Because the ACLU certainly is aware of, there’s far much less motive to ban hate speech on Twitter than to ban Nazis from marching in Skokie. Not like the Skokie goose-steppers, who compelled their message on neighborhood residents who didn’t wish to see or hear it however couldn’t keep away from it, folks posting offensive protected speech on Twitter will not be bothering anybody however the individuals who select to learn their Tweets. In case you don’t wish to see Trump’s smarmy obnoxious Twitter narcissism, don’t subscribe to Trump. In case you can’t deal with the Babylon Bee calling a gender-confused man a person, don’t subscribe to the Bee. Neither Trump nor the Bee is marching via your neighborhood chanting their disturbing messages over a bullhorn and waving indicators saying disturbing issues. They’re tweeting out messages solely to those that wish to obtain them.
Apparently, the ACLU doesn’t assume you’ve gotten the best to speak via Twitter with individuals who wish to hear what you must say…a minimum of not in case your views don’t adhere to the liberal oligarchs’ celebration line. So don’t complain to the ACLU if the Division of Homeland Safety’s Disinformation Squad kicks down your door since you tweeted one thing favorable about Vladimir Putin. Don’t snicker—it’s already taking place in Ukraine:
However wait—did you say DHS has a Disinformation Squad? That’s proper. It’s led by a Mary Poppins wannabe named Nina Jankowicz who enjoys singing about how anybody who disagrees along with her should be Russian.
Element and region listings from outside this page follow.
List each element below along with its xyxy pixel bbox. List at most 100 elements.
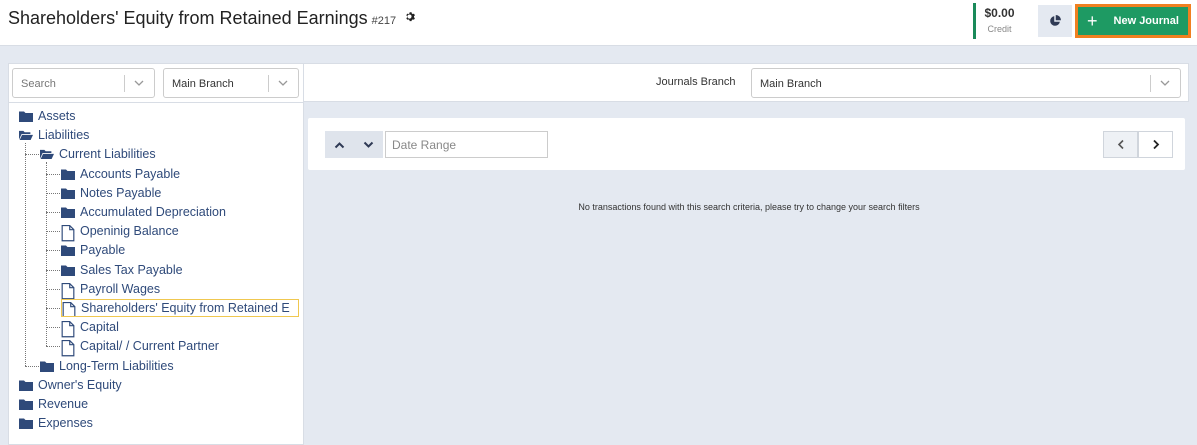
folder-icon [19, 379, 33, 391]
folder-icon [19, 110, 33, 122]
tree-connector [25, 154, 39, 156]
tree-node-label: Owner's Equity [38, 377, 122, 392]
credit-summary: $0.00 Credit [973, 3, 1023, 39]
search-select[interactable]: Search [12, 68, 155, 98]
account-tree-panel: Search Main Branch Assets Liabilities Curr… [8, 63, 304, 445]
tree-filters: Search Main Branch [9, 64, 303, 103]
credit-amount: $0.00 [984, 6, 1015, 20]
tree-node[interactable]: Accounts Payable [61, 165, 180, 183]
tree-connector [46, 162, 47, 347]
folder-icon [61, 206, 75, 218]
tree-node-label: Liabilities [38, 128, 90, 143]
tree-node[interactable]: Capital/ / Current Partner [61, 337, 219, 357]
branch-select[interactable]: Main Branch [163, 68, 299, 98]
tree-connector [25, 365, 39, 367]
tree-node[interactable]: Accumulated Depreciation [61, 203, 226, 221]
chevron-down-icon [278, 80, 288, 86]
tree-node-label: Accumulated Depreciation [80, 205, 226, 219]
tree-node-label: Assets [38, 109, 76, 123]
tree-node-label: Payroll Wages [80, 281, 161, 296]
folder-open-icon [19, 129, 33, 141]
tree-connector [46, 212, 60, 213]
chevron-up-icon [334, 141, 345, 148]
journals-branch-select[interactable]: Main Branch [751, 68, 1181, 98]
page-title-text: Shareholders' Equity from Retained Earni… [8, 8, 368, 28]
tree-node[interactable]: Liabilities [19, 126, 89, 144]
journal-toolbar: Date Range [308, 118, 1185, 170]
tree-node-label: Accounts Payable [80, 166, 181, 181]
journals-branch-value: Main Branch [760, 78, 822, 90]
pie-chart-icon [1050, 15, 1061, 26]
tree-connector [46, 346, 60, 348]
sort-down-button[interactable] [354, 131, 383, 158]
file-icon [61, 225, 75, 242]
journal-number: #217 [371, 15, 397, 27]
branch-value: Main Branch [172, 78, 234, 90]
search-placeholder: Search [21, 78, 56, 90]
tree-connector [25, 143, 26, 366]
folder-icon [61, 244, 75, 257]
chart-button[interactable] [1038, 5, 1072, 37]
empty-state-message: No transactions found with this search c… [578, 202, 920, 212]
tree-node-label: Sales Tax Payable [80, 262, 183, 277]
tree-node[interactable]: Sales Tax Payable [61, 261, 183, 279]
tree-connector [46, 173, 60, 175]
tree-node[interactable]: Openinig Balance [61, 222, 179, 242]
file-icon [61, 340, 75, 357]
folder-open-icon [40, 148, 54, 160]
tree-node-label: Capital [80, 320, 119, 335]
tree-node-label: Capital/ / Current Partner [80, 339, 219, 354]
tree-connector [46, 288, 60, 290]
tree-node-label: Current Liabilities [59, 147, 156, 162]
credit-label: Credit [987, 24, 1012, 34]
tree-node[interactable]: Assets [19, 107, 76, 125]
tree-node[interactable]: Capital [61, 318, 119, 338]
account-tree: Assets Liabilities Current Liabilities Acco… [9, 104, 303, 444]
tree-connector [46, 231, 60, 233]
journals-branch-bar: Journals Branch Main Branch [304, 63, 1189, 102]
folder-icon [61, 187, 75, 199]
tree-node[interactable]: Current Liabilities [40, 145, 156, 163]
file-icon [61, 321, 75, 338]
folder-icon [40, 360, 54, 372]
gear-icon[interactable] [404, 11, 416, 25]
prev-page-button[interactable] [1103, 131, 1138, 158]
tree-node-label: Shareholders' Equity from Retained E [81, 301, 290, 315]
sort-up-button[interactable] [325, 131, 354, 158]
chevron-down-icon [363, 141, 374, 148]
tree-node[interactable]: Payroll Wages [61, 280, 161, 300]
tree-connector [46, 250, 60, 252]
file-icon [61, 282, 75, 300]
date-range-input[interactable]: Date Range [385, 131, 548, 158]
next-page-button[interactable] [1138, 131, 1173, 158]
page-header: Shareholders' Equity from Retained Earni… [0, 0, 1197, 46]
tree-connector [46, 269, 60, 271]
tree-node-label: Payable [80, 243, 126, 258]
new-journal-label: New Journal [1113, 15, 1179, 27]
chevron-down-icon [134, 80, 144, 86]
chevron-right-icon [1152, 139, 1159, 150]
new-journal-button[interactable]: + New Journal [1075, 4, 1191, 38]
plus-icon: + [1087, 11, 1098, 31]
file-icon [62, 302, 76, 316]
chevron-down-icon [1160, 80, 1170, 86]
tree-node[interactable]: Shareholders' Equity from Retained E [61, 299, 299, 317]
tree-connector [46, 192, 60, 194]
tree-node-label: Revenue [38, 397, 89, 411]
folder-icon [61, 264, 75, 276]
folder-icon [19, 417, 33, 430]
tree-connector [46, 308, 60, 309]
tree-node[interactable]: Payable [61, 241, 125, 259]
tree-node[interactable]: Owner's Equity [19, 376, 122, 394]
select-separator [1150, 75, 1151, 92]
folder-icon [19, 398, 33, 410]
tree-node[interactable]: Expenses [19, 414, 93, 432]
tree-node[interactable]: Notes Payable [61, 184, 161, 202]
folder-icon [61, 168, 75, 180]
tree-node[interactable]: Revenue [19, 395, 88, 413]
tree-node[interactable]: Long-Term Liabilities [40, 357, 174, 375]
tree-node-label: Expenses [38, 416, 93, 431]
page-title: Shareholders' Equity from Retained Earni… [8, 8, 416, 29]
chevron-left-icon [1117, 139, 1124, 150]
tree-connector [46, 327, 60, 329]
So when the DHS goons kick in your door as a result of they don’t like your Twitter feedback, will they sing songs from Julie Andrews musicals whereas they’re dragging you off to the dungeon within the basement beneath the basement of the American equal of the Azovstol Ache Manufacturing facility in Mariupol? “Cease, please cease! I’ll do something, I’ll say something, simply cease singing that hideous track!” you’ll scream.
However there might be no one there to listen to you. And no one to learn your Tweets as you cry out in muffled screams of indescribable struggling in 280 characters or much less.
And don’t even consider complaining to the ACLU.